Miller, the Tufts Russia expert, said he’s not expecting major shortages of consumer goods. And Egor said he’s recently found grocery store shelves in Moscow stocked with food, even sugar, although at higher prices.
People continue to go to restaurants and try to live a normal life, he said, noting a majority of Russians still seem to support the war and believe Putin’s assurances that things will be OK. But those like Egor who don’t agree “are in a very gloomy mood, and that’s to put it mildly.”
His job depends on foreign companies and his work has dwindled to almost nothing. Nobody is hiring.
“The level of uncertainty is so high that no one actually knows what’s going to happen the next day,” he said.
Historically, Russian companies have tried not to lay off workers, preferring to cut hours and wages instead, Miller said. But it’s not clear how long some companies will be able to avoid job cuts if they can’t import essential products like semiconductors while facing high interest rates to borrow money to stay afloat, he said.
The IIF report said the war has accelerated the nation’s loss of highly skilled workers over the past decade, which picked up following the annexation of Crimea. The Russian Association for Electronic Communications estimated that 50,000 to 70,000 information technology workers have left the country since the invasion of Ukraine and 100,000 more could follow in April.
Battering the Russian economy like that is part of the goal of the sanctions, according to the Biden administration.

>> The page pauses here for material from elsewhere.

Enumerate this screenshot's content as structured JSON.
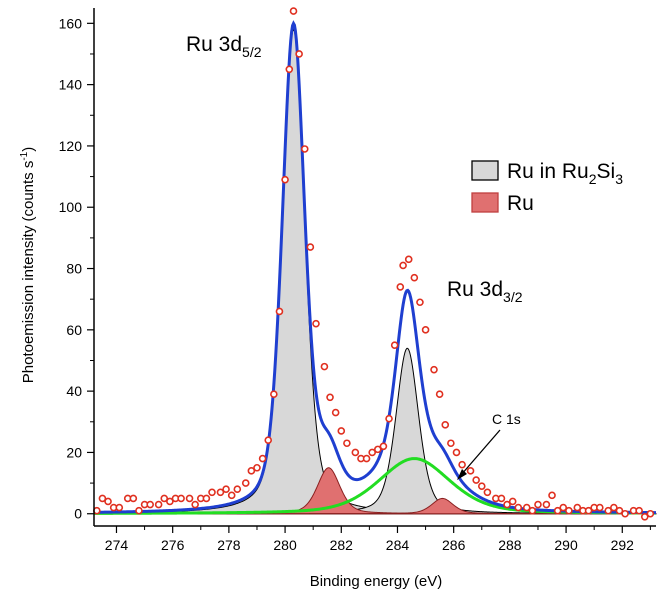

“We can’t predict exactly when or how this will change Putin’s calculus,” a senior administration official told reporters Thursday. “But what we can ensure is that this is going to be a failure; he’s going to emerge weaker, and we’re going to emerge stronger.”
Sonin said there’s no doubt the Russian economy is weaker. And while billionaire oligarchs can weather the loss of wealth from personal sanctions, others who have been sanctioned will be hit harder, such as less wealthy Russian Parliament members with foreign investments or properties.
“Their Miami apartment, their Barcelona villa, this might be half of their life earnings,” he said. “I don’t know how much sway they have over Putin, but they were certainly made unhappy.”
Still, Sonin said, the impact of sanctions is limited when dealing with an authoritarian leader like Putin.
“I think this is an imperfect strategy and a costly strategy,” Sonin said, noting the economic pain average Russians are facing and the difficulty of precisely targeting such measures. “Even if your sanctions are totally ideal, the best-targeted sanctions, this is still not a missile.”